By the late 1920s, Jazz had become a widely accepted form of pop music - and its play ranged the gambit from the transcendental to the profoundly banal - not unlike most forms of modern music. Paul Whiteman dubbed himself the "King of Jazz" by hiring all of the best (white) talent available and assembling it into his orchestra. This over-the-top production of orchestral jazz reached its zenith with the making of The King of Jazz, a feature-length film featuring Whiteman's orchestra and a host of extras including the Rhythm Boys whose lead man was a youthful Bing Crosby. It also was the premiere of Gershwin's Rhapsody in Blue, which Whiteman commissioned for the film.

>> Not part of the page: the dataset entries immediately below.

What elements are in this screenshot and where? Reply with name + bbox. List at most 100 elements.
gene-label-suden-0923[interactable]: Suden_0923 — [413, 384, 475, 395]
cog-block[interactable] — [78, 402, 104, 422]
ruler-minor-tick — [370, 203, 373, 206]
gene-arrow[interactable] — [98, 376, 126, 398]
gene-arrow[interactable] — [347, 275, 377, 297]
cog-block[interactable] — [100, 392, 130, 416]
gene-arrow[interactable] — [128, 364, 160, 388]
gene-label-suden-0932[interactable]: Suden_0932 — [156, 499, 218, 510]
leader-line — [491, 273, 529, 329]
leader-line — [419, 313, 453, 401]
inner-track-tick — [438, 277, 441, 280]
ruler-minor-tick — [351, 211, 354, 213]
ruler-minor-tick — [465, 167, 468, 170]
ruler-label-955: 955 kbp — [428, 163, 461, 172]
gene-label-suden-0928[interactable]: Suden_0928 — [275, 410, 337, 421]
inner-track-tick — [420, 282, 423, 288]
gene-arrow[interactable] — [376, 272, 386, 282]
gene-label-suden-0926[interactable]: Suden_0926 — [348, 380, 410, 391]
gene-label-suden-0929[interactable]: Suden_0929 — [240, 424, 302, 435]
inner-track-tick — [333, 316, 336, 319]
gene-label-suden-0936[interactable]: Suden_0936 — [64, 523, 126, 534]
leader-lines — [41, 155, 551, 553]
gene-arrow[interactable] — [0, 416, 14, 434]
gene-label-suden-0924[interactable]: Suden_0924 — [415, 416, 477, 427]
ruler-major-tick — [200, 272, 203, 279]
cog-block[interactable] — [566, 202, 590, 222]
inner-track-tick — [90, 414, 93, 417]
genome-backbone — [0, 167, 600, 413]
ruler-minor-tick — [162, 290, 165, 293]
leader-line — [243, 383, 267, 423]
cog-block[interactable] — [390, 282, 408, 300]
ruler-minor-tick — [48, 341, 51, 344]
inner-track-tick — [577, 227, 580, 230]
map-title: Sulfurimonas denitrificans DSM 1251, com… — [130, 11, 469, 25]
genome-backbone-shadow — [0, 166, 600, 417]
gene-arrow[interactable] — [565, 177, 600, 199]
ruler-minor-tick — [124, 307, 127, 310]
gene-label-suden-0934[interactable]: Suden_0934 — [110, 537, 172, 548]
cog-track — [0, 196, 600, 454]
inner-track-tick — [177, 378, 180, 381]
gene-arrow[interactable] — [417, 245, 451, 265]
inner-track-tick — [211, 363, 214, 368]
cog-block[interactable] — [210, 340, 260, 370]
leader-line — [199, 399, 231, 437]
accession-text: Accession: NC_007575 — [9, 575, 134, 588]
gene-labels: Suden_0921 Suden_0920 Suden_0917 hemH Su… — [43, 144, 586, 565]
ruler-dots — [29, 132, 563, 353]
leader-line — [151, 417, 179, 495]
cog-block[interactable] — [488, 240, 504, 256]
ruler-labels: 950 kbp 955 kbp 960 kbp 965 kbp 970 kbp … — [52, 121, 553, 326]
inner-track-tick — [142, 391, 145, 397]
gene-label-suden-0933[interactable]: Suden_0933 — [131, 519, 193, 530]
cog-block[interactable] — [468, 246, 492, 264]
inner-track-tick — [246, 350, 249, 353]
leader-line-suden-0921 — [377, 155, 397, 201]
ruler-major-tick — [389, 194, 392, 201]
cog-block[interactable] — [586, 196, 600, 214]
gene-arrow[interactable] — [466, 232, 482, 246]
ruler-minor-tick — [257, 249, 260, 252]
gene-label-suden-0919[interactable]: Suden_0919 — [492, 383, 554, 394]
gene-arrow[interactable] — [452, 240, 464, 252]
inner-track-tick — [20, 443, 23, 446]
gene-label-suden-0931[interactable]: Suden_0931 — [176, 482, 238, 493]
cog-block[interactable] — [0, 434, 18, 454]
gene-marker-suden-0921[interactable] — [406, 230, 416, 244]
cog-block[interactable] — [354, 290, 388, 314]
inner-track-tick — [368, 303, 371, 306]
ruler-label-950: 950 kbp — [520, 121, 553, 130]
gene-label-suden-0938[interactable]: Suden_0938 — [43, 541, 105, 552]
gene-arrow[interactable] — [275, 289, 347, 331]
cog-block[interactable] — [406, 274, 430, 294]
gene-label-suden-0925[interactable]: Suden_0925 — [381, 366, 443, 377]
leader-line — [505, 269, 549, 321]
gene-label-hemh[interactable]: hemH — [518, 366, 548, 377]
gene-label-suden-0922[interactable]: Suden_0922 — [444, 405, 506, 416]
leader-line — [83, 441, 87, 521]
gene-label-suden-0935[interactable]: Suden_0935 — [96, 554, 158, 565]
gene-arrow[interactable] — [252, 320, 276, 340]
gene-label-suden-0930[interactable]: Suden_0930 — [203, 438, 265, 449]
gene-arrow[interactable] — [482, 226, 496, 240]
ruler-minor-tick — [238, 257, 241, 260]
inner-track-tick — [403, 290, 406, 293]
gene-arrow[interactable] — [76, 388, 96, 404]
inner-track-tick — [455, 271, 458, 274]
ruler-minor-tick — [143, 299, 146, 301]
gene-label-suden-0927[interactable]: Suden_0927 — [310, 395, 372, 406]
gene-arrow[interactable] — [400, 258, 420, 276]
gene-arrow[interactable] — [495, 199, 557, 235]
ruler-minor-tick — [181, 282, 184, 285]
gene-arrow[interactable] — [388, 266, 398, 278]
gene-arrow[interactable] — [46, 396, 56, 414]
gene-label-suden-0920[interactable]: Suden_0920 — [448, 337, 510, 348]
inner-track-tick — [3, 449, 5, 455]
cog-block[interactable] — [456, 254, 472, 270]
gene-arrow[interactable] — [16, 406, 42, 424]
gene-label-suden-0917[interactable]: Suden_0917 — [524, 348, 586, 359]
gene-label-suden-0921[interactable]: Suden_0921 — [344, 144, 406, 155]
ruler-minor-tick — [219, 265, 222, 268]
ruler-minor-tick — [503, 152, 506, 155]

Gangster movies really began to take off as the Depression deepened. Along with the longstanding love of westerns, Americans loved the escapism of the gangster movies. Most were made to reinforce the old saw that crime doesn't pay, but sometimes that message would get lost on audiences. James Cagney's performance in Public Enemy (1931) is an iconic execution of this genre. Here is the famous "grapefruit scene:"



Lastly, while there probably weren't all that many "flappers," they were conspicuous for what they represented to main-stream Americans.